Cardinal Health’s cloud-based inventory solution allows clinicians to scan items as they use them, ensuring billing and clinical documentation accuracy.

Photo courtesy of Cardinal Health Systems

Cardinal Health is working with hospitals through its inventory management solution to create more visibility on how medical devices flow through the supply chain, explains Jean-Claude Saghbini, vice president of inventory management solutions for Cardinal Health.

Cardinal Health is expanding its cloud-based platform that allows hospitals to continually monitor inventory. The platform is tied to radio-frequency identification (RFID) tags on each product, and smart shelves and cabinets for storing high-value medical devices. The system issues alerts when products expire or are out of stock. The platform allows for a reduction of inventory of between 20 and 25 percent, and an annual return on investment of between 200 and 300 percent, Saghbini said. The cost return is based on reduced inventory and waste and increased revenue capture, he says.

“With new payment models, we are starting to look at standardization of product use,“ he says. “We can look across the entire network and at product variation. This allows providers to implement more standardization and measure the effect of those changes accurately."

Prominent among these new payment models is bundled payment, in which hospitals receive a single sum for an entire episode of care. In this environment, supply cost is a key to strategic success. 

The relatively new ability to collect and rapidly analyze data is creating new opportunities for health systems to work together to source their supply chains, experts say.

One example is aptitude LLC, a wholly owned subsidiary of Vizient Inc. The Irving, Texas-based member-driven health care performance improvement company, launched aptitude in 2013 as the first online direct contracting market. The platform matches providers with suppliers to complete rapid contracts in everything from hip replacement parts to surgical gloves.

For instance, the Independent Hospital Network Sourcing Group, comprising 20 member hospitals in Ohio, Indiana and Michigan, used the aptitude platform to execute a contract for diapers for its members in 29 days, at a projected savings of more than $145,000, or 45 percent of the total annual spend.

Now, aptitude is seeking to add new flexibility to the model, says Troy Kirchenbauer, general manager at aptitude. “Rather than going into the market seeking a product in a predefined way, providers can customize their preferences,” Kirchenbauer says.

With the changes to payment models, aptitude is building on its success to further customize its marketplace. So, a provider that is taking on risk with a payer in a bundled knee-replacement program can go to the market seeking a supplier willing to work within the confines of that risk model, Kirchenbauer explains.

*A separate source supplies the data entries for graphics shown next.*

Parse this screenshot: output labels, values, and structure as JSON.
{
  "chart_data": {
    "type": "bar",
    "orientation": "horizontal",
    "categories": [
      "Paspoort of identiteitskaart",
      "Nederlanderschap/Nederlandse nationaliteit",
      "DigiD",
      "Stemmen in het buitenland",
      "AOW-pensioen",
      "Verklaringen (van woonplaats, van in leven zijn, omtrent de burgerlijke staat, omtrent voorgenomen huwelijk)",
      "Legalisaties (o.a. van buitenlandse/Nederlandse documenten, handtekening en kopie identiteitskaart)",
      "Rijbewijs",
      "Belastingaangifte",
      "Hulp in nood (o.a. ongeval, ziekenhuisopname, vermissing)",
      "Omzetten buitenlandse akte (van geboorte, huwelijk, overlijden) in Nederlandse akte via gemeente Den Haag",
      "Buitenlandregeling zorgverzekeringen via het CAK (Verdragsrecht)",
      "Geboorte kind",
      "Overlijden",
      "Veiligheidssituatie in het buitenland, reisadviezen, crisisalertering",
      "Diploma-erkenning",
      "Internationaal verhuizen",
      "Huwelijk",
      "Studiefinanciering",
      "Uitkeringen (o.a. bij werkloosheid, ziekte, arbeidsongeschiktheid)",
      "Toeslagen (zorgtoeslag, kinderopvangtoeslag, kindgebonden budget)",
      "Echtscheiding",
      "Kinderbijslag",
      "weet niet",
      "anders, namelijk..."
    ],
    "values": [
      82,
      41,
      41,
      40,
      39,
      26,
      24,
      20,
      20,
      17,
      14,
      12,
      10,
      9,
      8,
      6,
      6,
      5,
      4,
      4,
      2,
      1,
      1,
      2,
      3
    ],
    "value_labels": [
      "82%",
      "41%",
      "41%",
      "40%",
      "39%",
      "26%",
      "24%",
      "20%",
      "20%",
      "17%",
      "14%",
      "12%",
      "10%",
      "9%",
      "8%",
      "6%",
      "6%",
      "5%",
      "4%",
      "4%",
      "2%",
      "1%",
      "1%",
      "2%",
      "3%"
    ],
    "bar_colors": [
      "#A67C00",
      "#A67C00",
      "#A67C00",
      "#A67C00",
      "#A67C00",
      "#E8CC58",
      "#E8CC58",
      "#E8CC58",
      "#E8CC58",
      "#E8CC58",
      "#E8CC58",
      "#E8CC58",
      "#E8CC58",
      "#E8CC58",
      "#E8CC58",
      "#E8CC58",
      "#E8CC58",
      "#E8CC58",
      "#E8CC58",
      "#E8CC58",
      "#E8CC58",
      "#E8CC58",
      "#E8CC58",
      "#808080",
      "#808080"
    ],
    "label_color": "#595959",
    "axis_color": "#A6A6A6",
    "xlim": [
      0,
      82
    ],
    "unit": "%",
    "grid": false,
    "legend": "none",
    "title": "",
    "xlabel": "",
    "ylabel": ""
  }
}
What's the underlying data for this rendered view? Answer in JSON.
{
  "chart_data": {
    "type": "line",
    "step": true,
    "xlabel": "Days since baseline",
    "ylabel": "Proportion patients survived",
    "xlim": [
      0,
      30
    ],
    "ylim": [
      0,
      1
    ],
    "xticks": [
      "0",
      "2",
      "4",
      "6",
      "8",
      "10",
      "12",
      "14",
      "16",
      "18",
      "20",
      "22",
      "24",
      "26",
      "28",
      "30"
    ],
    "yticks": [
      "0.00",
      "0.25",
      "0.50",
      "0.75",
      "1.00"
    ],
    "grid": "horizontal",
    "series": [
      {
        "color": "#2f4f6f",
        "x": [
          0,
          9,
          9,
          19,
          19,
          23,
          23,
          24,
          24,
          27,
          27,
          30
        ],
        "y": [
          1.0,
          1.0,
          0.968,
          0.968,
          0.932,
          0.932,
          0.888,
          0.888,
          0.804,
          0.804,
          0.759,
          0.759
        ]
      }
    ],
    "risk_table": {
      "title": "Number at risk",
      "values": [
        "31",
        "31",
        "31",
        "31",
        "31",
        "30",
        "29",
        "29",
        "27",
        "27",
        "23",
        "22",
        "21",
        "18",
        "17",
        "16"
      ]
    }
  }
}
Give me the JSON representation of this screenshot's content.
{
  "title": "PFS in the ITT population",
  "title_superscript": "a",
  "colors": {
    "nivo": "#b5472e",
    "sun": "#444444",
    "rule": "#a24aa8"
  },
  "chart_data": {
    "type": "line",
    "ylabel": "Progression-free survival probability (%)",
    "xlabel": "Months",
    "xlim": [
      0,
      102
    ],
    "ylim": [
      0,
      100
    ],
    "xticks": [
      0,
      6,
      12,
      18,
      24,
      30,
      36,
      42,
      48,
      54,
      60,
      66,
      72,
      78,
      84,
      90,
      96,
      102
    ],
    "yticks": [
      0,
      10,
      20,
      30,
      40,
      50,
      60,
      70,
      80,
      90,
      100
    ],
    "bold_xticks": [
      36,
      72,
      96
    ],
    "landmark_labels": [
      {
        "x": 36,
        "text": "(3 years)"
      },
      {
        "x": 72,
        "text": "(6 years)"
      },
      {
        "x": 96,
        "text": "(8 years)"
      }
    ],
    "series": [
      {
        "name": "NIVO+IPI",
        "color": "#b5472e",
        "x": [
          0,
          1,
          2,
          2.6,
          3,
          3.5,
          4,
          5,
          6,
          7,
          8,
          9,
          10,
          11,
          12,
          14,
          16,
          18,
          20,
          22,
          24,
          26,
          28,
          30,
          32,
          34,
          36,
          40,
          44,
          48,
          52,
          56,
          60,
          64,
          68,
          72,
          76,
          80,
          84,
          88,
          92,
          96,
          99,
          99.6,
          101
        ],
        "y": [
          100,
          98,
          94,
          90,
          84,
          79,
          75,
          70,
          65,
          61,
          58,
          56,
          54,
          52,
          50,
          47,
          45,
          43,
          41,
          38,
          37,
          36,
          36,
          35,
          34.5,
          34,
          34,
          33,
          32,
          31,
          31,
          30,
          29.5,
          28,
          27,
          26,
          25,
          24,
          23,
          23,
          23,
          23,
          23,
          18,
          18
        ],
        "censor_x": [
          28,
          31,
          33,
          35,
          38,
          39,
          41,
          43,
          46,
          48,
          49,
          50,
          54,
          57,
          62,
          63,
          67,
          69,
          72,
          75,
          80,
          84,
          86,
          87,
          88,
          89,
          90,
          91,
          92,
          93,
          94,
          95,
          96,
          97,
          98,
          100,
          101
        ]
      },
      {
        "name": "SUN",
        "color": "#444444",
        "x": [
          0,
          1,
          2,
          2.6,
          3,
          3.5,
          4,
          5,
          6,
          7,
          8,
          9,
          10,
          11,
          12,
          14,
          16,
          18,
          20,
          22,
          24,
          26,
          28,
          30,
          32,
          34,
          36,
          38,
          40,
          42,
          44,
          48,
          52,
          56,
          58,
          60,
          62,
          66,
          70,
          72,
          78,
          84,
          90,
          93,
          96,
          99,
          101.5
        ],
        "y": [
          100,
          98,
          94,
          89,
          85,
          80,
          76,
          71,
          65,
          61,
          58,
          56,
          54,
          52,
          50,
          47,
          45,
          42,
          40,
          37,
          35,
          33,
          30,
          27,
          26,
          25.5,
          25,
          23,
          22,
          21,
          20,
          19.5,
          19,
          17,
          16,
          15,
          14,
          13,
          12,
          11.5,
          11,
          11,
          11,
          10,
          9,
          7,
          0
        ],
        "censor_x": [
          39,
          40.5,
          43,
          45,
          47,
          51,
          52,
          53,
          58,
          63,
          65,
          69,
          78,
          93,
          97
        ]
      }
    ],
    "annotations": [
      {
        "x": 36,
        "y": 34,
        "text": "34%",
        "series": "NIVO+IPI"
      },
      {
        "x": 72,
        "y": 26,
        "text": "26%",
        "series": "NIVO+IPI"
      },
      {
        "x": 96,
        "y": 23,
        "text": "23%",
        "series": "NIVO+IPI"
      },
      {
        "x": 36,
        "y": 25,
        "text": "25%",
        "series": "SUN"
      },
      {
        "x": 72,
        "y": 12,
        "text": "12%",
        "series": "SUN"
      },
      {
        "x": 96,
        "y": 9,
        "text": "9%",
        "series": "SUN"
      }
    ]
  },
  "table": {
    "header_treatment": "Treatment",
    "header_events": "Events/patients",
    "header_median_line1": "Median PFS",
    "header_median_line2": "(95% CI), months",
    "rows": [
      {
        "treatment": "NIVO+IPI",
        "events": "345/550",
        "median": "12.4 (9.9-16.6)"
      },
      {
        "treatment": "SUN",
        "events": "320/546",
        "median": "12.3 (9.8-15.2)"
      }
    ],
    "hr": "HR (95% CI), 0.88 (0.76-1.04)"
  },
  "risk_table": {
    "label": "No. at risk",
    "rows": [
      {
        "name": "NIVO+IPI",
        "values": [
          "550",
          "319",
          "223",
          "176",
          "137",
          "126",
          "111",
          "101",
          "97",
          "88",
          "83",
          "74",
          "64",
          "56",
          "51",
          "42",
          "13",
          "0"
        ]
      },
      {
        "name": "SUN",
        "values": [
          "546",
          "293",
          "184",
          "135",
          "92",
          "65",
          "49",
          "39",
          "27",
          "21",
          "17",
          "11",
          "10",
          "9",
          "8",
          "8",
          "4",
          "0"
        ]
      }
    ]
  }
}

“It allows them to create unique financial models to do shared risk for shared financial rewards, like credits,” Kirchenbauer says. So, if a supplier had a product that aims to help reduce the length of a patient's hospital stay, that product could be included in the risk-based contract. Product performance within these contracts is being monitored by aptitude, and that data could become valuable in near-future efforts to advance the field of comparative effectiveness.

The company has submitted a patent that essentially would allow it to crowdsource comparative effectiveness. The idea is that a product's effectiveness can be determined by whether a provider continues to renew its purchase agreement on it.  Armed with this data, aptitude could have an advanced model of clinical effectiveness outside of traditional clinical trials, Kirchenbauer says. Similarly, a company called Flatiron Health is crowdsourcing data from electronic health records on oncology treatments from patients across the country to provide more real-time data on cancer drug use and effectiveness outside of traditional clinical trials.